В то время проявилась тенденция к объединению националистических сил в единый блок. Запрещенная после путча нацистская партия вошла в Народное рабочее движение, основанное Альбертом фон Грефе. Лидерами нового «Национал-социалистического рабочего движения» стали Людендорф, фон Грефе и мой брат Грегор, действовавший как представитель Адольфа Гитлера

Однако между Людендорфом, Пенером (который стал президентом Баварской парламентской группы) и Гитлером пролегла глубокая пропасть. Гитлер отказался признать Людендорфа, и Грегор, таким образом, оказался в роли посредника между генералом и Гитлером. Именно в это время на первые роли вышел Альфред Розенберг, сменивший Дитриха Эккарта на посту редактора «Фёлькише беобахтер». Розенберг, прибалтийский эмигрант, бежавший от большевиков, работал рука об руку с Грегором. Его политическое влияние на Гитлера, которого он ежедневно посещал в Ландсберге, становилось все сильнее и сильнее. В то время Мюнхен был центром русской белой эмиграции, и Розенберг старался использовать национал-социалистическое движение в интересах своих соотечественников.

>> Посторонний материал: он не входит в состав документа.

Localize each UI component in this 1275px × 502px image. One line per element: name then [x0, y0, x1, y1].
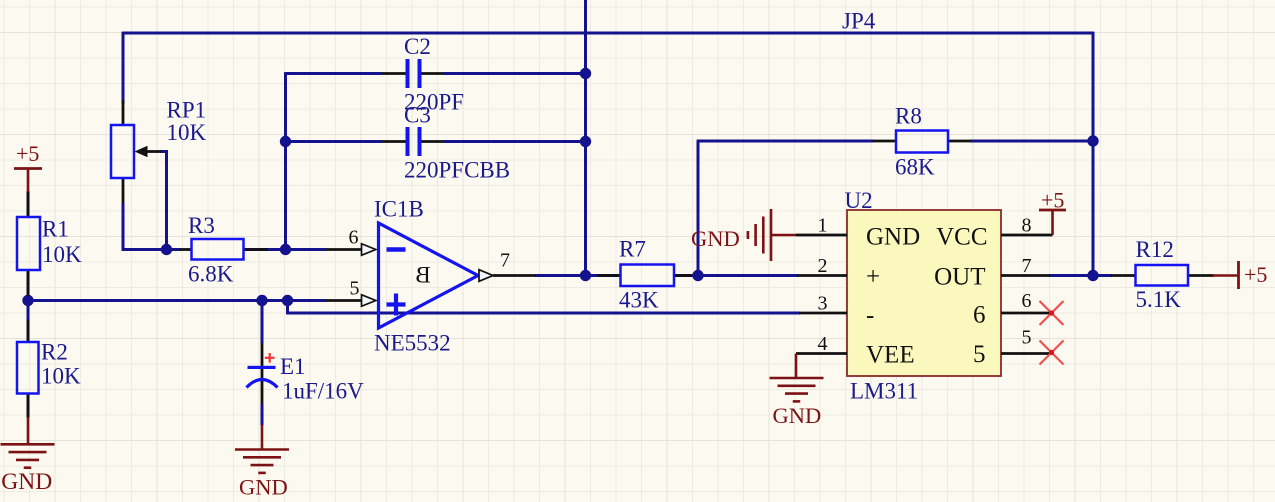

Такие люди, как Людендорф, Грегор и Розенберг (который был человеком высоких моральных принципов), не могли ужиться с личностями типа Юлиуса Штрайхера и Германа Эссера. Эта парочка, участники которой стоили друг друга, была даже не с улицы, а скорее с помойки.

Когда я заметил, что Грегора охватили сомнения по поводу общения с этими типами, то посоветовал ему избегать раскола партии и не отделяться от Гитлера. Но сексуальные маньяки типа Штрайхера и Эссера буквально позорили тех, кто продолжал искренне надеяться на возрождение новой Германии. Эти демагоги самого низкого пошиба вместе с Кристианом Вебером и «придворным фотографом» Гитлера Генрихом Гофманом должны быть названы среди тех темных личностей в окружении Адольфа, которые позорят Германию. К примеру, Герман Эссер избежал отправки на фронт, симулируя сумасшествие. Это, однако, не помешало ему стать членом Солдатского совета. Сейчас же он занимает посты министра правительства Баварии и заместителя рейхсминистра пропаганды. У Юлиуса Штрайхера и Германа Эссера все было общим - от политических взглядов до женщин.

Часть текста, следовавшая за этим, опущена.